BBC World Service retold the caper in 2012:
On a summer’s day, Mr Dikko walked out of his front door in an upmarket neighbourhood of Bayswater in London. Within seconds he had been grabbed by two men and bundled into the back of a transit van.
“I remember the very violent way in which I was grabbed and hurled into a van, with a huge fellow sitting on my head – and the way in which they immediately put on me handcuffs and chains on my legs,” he told the BBC a year later.
Labelled “Nigeria’s most wanted man,” a plot was hatched to get both him and the money back.
The extraordinary plan was to kidnap Mr Dikko, drug him, stick him into a specially made crate and put him on a plane back to Nigeria – alive.
The messy incident involving ex-Mossad Israeli operatives, a brave British customs officer, and a major diplomatic fall-out with Britain, shows just how much the ruling Buhari has learned about the importance of soft power and diplomacy over the past three decades.
At that time, president Buhari was a 42-year-old, no-nonsense, rigid military dictator and strict disciplinarian.
While Buhari has retained a strict, no-nonsense approach to leadership (one that is sometimes considered too slow), he also appears to have become a team player when it serves his interests—for example, at his inauguration in May when he talked about working with Nigeria’s border nations in the battle against the Islamic insurgents Boko Haram.

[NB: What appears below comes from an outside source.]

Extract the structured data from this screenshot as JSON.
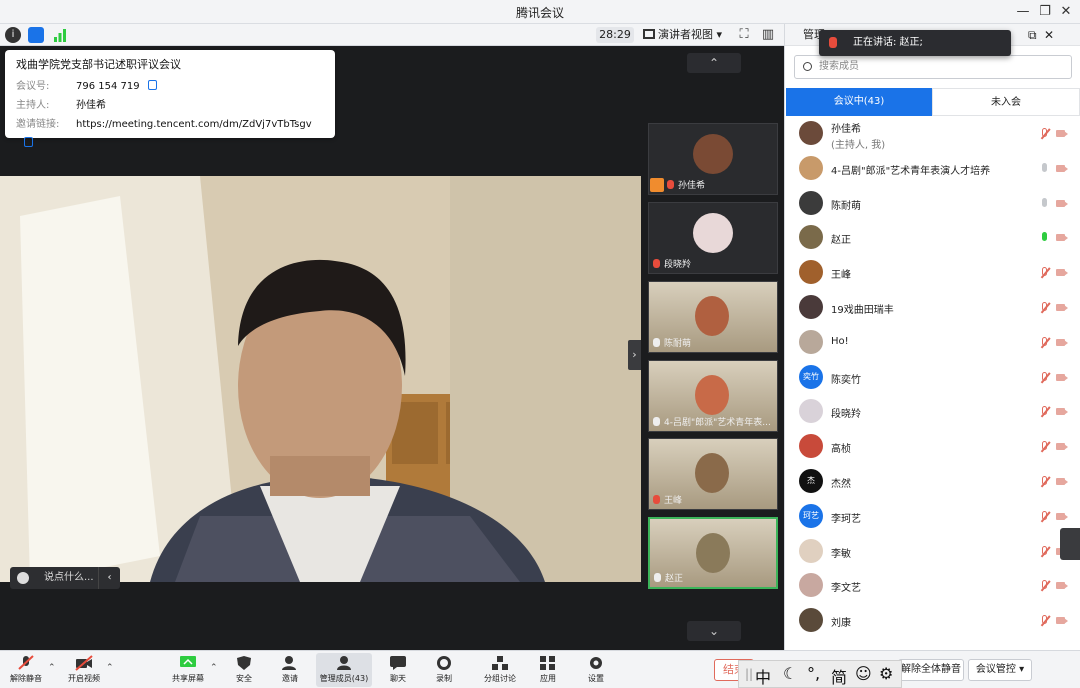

Now, Buhari is targeting Allison-Madueke as part of his election pledge to hold senior government officials accountable for corruption. Allison-Madueke is at the center of a missing $20 billion oil scandal; the country’s central bank, along with other independent investigations, have flagged the national oil company’s suspect accounting on her watch.
Whereas in the Dikko case Buhari ran into trouble with the British government for attempting to abduct a resident on its territory without warning, this time Buhari appears to have been working closing with British authorities before Allison-Madueke’s arrest; The raiding of her home in Abuja by local anti-graft agents appeared to be synced with her arrest in London.
And it was a newly formed International Corruption Unit of UK’s National Crime Agency that made the arrests of five people (including Allison-Madueke) connected to the case. Those arrests came after concerted efforts by Buhari to pressure Western governments and financial institutions to help combat money laundering and recover misappropriated funds from corrupt regimes, particularly in African countries.
Buhari’s government will need the continued support of international heavyweights like Britain and the US to prove his resolve in eradicating corruption in Nigeria. Unlike in 1984, he now has the democratic support of the majority of Nigerians, which Western governments like Britain can feel more comfortable standing behind.